Retrieve File Contents using SQL Server 2005 SQL CLR
I recently had a need to load a bunch of pdf files into my database. The problem was that the directory the files were in contained a bunch of other pdf files that I didn't want or that were no longer needed so I couldn't just upload every PDF in the directory. I did have a database table that contained all the file names that were still valid. I was wishing for a way to simply join from that table to the file system and load all those files. I certainly could have just written a quick exe that did this by retrieving the list of file names from the database and then grabbing the file and uploading back into the database. Instead I decided to write a CLR table value function that took in a directory path and a file search criteria and returned a table with the filename and the binary of the file. This way I could simply do an insert into my table all from t-sql. This ended up being a lot easier than what I thought and it worked quite well. Below is the code for the CLR function. Simply compile this code and then load it into your database. This will create a function called FileReader.
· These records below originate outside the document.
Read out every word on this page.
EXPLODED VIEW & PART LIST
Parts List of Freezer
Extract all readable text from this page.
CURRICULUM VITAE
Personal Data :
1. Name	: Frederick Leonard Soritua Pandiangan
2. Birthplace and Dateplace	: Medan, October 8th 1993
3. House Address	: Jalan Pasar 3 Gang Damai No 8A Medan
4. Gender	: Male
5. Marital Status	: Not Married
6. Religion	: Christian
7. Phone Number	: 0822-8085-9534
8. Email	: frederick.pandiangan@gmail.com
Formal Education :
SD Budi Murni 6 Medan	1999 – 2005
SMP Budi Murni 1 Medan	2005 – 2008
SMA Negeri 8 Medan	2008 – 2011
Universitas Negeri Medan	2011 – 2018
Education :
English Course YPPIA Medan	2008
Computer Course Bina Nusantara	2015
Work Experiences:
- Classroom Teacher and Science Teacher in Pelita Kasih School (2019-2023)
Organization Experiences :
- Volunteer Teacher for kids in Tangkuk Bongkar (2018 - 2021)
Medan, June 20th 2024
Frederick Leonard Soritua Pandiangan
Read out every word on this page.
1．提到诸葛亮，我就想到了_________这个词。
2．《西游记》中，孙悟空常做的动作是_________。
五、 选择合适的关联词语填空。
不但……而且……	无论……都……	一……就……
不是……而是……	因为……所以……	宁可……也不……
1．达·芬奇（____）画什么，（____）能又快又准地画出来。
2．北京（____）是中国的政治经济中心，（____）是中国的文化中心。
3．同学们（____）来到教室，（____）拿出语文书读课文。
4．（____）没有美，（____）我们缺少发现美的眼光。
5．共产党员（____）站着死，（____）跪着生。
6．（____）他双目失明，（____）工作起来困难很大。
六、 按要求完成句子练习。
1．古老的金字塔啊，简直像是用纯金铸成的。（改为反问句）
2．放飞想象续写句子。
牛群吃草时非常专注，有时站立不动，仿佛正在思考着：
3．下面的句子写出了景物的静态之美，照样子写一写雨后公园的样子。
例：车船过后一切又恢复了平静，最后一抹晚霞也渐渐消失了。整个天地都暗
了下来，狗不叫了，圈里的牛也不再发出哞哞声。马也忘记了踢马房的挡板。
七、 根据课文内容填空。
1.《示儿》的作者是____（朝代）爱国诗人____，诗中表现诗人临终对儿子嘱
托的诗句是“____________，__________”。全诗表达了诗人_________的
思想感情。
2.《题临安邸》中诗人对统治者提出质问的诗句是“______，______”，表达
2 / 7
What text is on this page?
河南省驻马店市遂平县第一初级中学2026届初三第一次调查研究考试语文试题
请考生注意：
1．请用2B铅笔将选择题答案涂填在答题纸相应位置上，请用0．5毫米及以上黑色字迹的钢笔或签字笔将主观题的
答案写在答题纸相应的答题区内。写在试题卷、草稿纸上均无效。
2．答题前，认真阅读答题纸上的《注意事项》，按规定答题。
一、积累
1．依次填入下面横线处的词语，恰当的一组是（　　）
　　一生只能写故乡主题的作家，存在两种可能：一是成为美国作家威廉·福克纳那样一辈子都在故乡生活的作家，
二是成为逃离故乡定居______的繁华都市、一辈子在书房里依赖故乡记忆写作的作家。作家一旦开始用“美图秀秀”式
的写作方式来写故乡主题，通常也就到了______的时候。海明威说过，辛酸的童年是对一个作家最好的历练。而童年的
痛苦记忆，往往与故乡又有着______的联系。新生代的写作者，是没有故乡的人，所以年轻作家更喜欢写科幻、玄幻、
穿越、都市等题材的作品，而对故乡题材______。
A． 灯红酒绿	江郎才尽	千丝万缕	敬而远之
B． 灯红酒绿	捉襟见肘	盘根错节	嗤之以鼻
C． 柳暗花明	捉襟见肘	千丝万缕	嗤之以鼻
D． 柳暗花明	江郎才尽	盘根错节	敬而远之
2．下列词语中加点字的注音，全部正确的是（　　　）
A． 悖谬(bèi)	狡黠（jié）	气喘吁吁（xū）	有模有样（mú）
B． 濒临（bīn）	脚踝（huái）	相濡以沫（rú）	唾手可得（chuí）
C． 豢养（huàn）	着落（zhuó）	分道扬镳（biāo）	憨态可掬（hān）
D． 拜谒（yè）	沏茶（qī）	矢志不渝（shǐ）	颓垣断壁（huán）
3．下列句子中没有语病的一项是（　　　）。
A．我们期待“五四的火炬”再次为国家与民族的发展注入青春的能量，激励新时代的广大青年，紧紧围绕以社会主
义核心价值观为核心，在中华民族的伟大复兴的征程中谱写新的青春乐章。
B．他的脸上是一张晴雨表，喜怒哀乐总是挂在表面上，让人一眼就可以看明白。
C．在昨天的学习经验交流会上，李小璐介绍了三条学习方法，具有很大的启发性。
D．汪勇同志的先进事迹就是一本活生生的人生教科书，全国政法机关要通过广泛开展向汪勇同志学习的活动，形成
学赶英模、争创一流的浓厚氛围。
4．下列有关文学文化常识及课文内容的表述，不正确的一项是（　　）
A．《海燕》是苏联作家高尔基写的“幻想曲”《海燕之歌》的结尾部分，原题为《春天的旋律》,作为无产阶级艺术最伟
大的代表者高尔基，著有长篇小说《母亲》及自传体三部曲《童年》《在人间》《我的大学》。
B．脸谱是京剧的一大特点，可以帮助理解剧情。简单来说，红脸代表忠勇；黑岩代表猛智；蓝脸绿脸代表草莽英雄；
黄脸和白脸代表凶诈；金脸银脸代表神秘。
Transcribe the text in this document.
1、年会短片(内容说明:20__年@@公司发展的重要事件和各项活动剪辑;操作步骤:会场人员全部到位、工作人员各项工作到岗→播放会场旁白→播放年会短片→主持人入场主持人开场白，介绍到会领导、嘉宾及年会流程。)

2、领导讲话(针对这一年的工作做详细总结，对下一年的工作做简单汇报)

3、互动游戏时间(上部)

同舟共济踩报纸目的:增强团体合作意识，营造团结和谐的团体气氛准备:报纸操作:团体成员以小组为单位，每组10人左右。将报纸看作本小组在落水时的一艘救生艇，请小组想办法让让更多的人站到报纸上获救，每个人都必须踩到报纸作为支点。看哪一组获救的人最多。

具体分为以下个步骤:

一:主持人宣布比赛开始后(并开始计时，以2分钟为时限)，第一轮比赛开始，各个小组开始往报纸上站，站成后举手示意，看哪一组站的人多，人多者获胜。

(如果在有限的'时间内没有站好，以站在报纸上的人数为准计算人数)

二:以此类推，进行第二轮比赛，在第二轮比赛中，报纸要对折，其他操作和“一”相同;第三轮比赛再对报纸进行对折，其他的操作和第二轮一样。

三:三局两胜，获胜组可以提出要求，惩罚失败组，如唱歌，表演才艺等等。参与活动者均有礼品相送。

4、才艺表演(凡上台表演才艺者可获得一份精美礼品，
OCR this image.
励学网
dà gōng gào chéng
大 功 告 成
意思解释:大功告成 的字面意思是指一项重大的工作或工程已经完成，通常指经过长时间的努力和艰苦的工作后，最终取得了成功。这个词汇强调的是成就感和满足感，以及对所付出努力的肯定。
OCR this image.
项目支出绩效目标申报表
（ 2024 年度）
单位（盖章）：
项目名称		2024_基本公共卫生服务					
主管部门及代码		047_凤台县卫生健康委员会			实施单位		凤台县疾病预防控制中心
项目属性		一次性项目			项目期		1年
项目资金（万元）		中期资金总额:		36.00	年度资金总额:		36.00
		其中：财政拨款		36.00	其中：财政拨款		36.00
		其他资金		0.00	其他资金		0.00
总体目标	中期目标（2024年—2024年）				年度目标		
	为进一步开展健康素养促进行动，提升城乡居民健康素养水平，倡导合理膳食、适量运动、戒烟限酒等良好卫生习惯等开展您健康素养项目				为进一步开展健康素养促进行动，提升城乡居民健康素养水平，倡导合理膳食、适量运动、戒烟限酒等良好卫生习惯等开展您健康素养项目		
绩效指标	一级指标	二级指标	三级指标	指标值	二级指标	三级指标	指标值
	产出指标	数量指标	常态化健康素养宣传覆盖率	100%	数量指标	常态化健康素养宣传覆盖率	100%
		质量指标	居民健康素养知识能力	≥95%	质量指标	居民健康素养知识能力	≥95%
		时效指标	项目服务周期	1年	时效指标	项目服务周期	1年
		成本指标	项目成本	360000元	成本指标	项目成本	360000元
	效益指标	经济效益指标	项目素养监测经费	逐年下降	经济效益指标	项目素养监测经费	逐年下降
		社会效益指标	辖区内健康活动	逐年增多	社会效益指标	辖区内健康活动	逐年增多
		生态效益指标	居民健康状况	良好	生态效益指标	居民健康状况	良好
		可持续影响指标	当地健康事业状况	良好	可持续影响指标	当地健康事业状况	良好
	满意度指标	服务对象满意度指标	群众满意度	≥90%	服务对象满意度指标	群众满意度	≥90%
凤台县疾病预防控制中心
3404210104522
You simply pass in a directory path and a search criteria (i.e. *.pdf).
using System;
using System.Data;
using System.Data.SqlClient;
using System.Data.SqlTypes;
using Microsoft.SqlServer.Server;
using System.IO;
using System.Collections;
public partial class FileReader
{
[SqlFunction(FillRowMethodName = "FillRow",
TableDefinition = "FileName nvarchar(200),FileContent varbinary(max)",
Name = "FileReader")]
public static IEnumerable InitMethod(String Directory, String FileCriteria)
{
DirectoryInfo d = new DirectoryInfo(Directory);
return d.GetFiles(FileCriteria);
}
public static void FillRow(Object obj, out SqlString FileName, out SqlBytes FileContent)
{
FileInfo fi = (FileInfo)obj;
FileContent = new SqlBytes(File.ReadAllBytes(fi.FullName));
FileName = fi.Name;
}
}
Here is an example of how to use the function.
select * from dbo.FileReader('d:\', '*.txt')
and what the result was....
FileName FileContent
-------------------- ----------------------------------------------------
Test.txt 0x6173646673646661736466...
Test2.txt 0x61736466736466617364660D0A0D0A6173626C61736661666C...
Here is some example t-sql to show how I used this to insert the files into a table.
Create table _FilesToGrab (FileName varchar(50))
Create table _Files (FileName varchar(50), FileContent varbinary(max))
Insert into _FilesToGrab VALUES ('test.txt')
Insert Into _Files (FileName, FileContent)
select f.FileName, fc.FileContent
from _FilesToGrab f
Cross Apply dbo.FileReader('d:\', f.FileName) fc
select * from _Files
Drop Table _FilesToGrab
Drop Table _Files
So my final solution consisted of this function and then one insert into statement with a select.
Hopefully this function comes in handy for someone else. If any has any suggestions on how to improve on it please let me know and I will see what I can do.